We know that, “the wages of sin is death,” so why is John sounding like some sins leads to death rather than others? My belief is that the sin which leads to death spoken of in this passage is the rejection of Christ.
Hebrews 2:11;12 says,
“I will tell of your name to my brothers;
in the midst of the congregation I will sing your praise.”
If someone is “a brother” (or sister as the case may be) then they have already accepted Jesus as their savior. When a brother or sister in Christ stumbles in sin, they will be forgiven. The only way their sins won’t be forgiven is if they reject Jesus as their savior.
The word, “life” in the Bible can refer to righteous living. As Christians it’s part of our duty to pray for our siblings in Christ to walk in accordance with God’s will. Those, however, who are not in a relationship with Christ are not our brothers and sisters. That’s why rejecting Christ and blaspheming the Holy Spirit is the only real sin which leads to death.
A Christian can’t “accidentally loose their salvation,” for a real blasphemy or rejection requires a conscious decision.
I also dare believe that even if a person has previously committed the sin which leads to death they will always have the chance for repentance as long as they live in this world.
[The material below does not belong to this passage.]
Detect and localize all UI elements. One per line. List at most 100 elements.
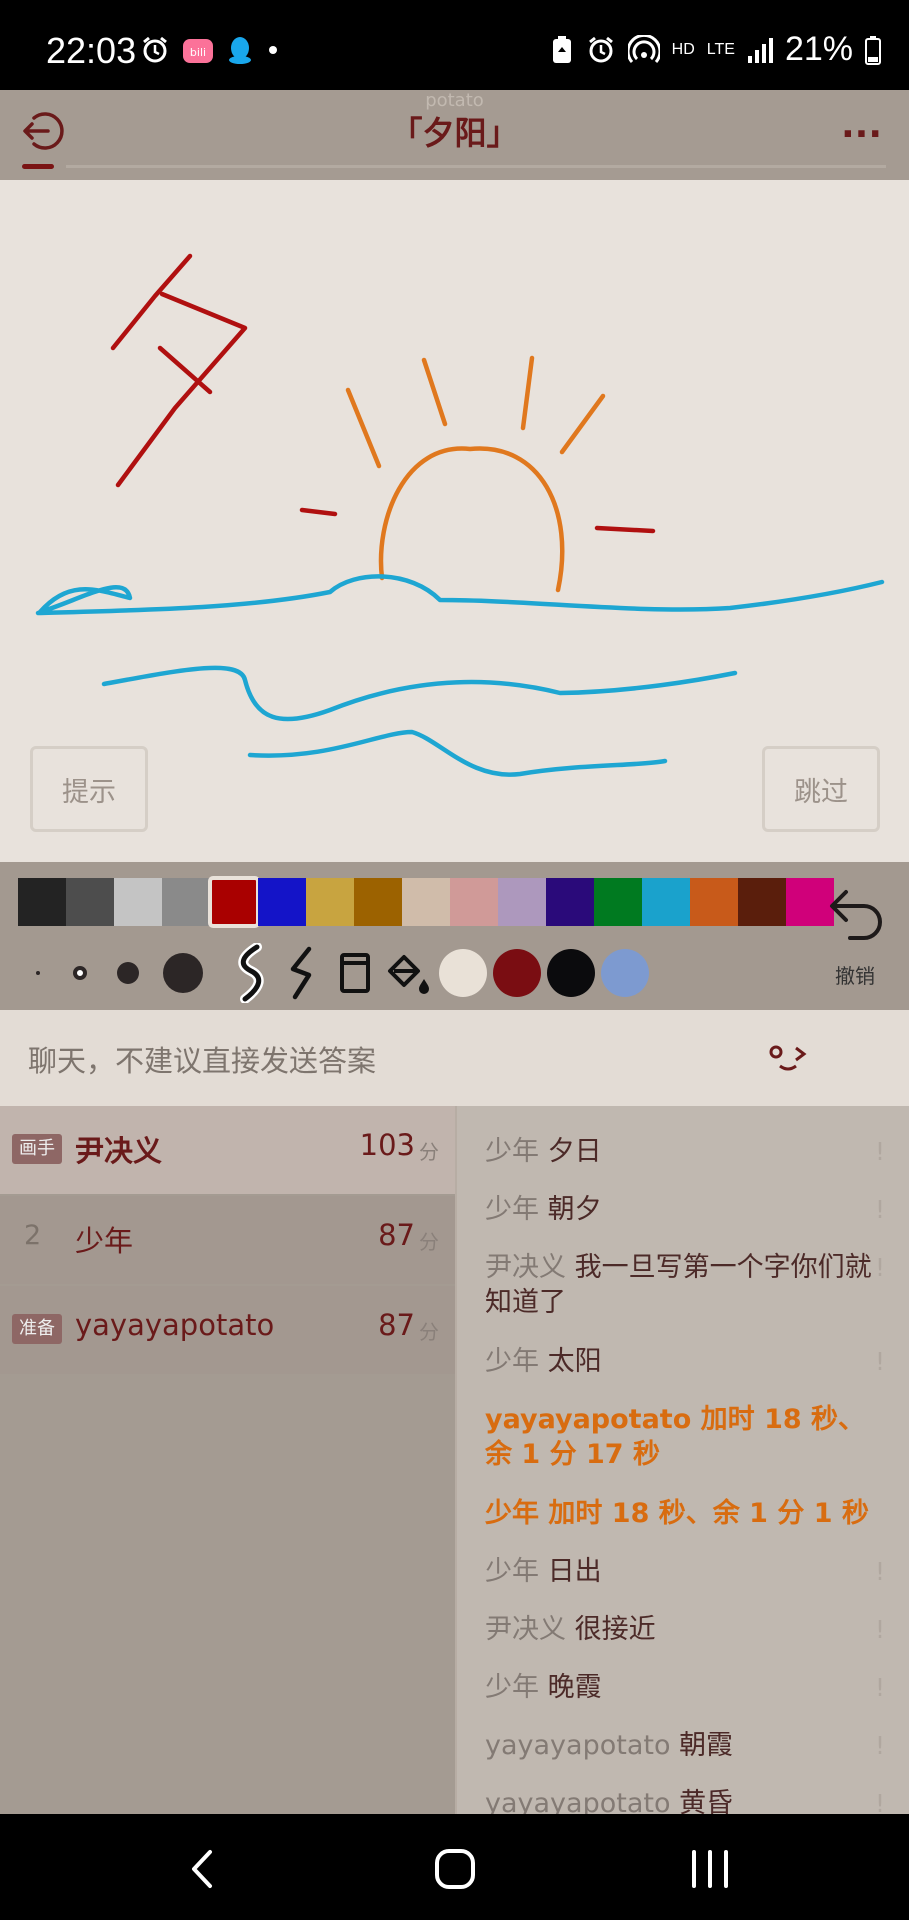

God’s will is that none should perish.
It won’t do much good to pray that God will give spiritual life to those who have rejected Him, because only the Holy Spirit can change hearts. Life in the spiritual sense regards a person’s attitude and behavior, and neither will really change for the better unless they allow the Holy Spirit to help them. That’s why John says, “I do not say that one should pray for that.”
But please note he doesn’t say, “Don’t pray for them at all.” Still as we feel called we may pray that those we know who are unsaved would become our brothers and sisters in Christ.
Trust in the LORD with all your heart and lean not on your own understanding; in all your ways submit to him, and he will make your paths straight.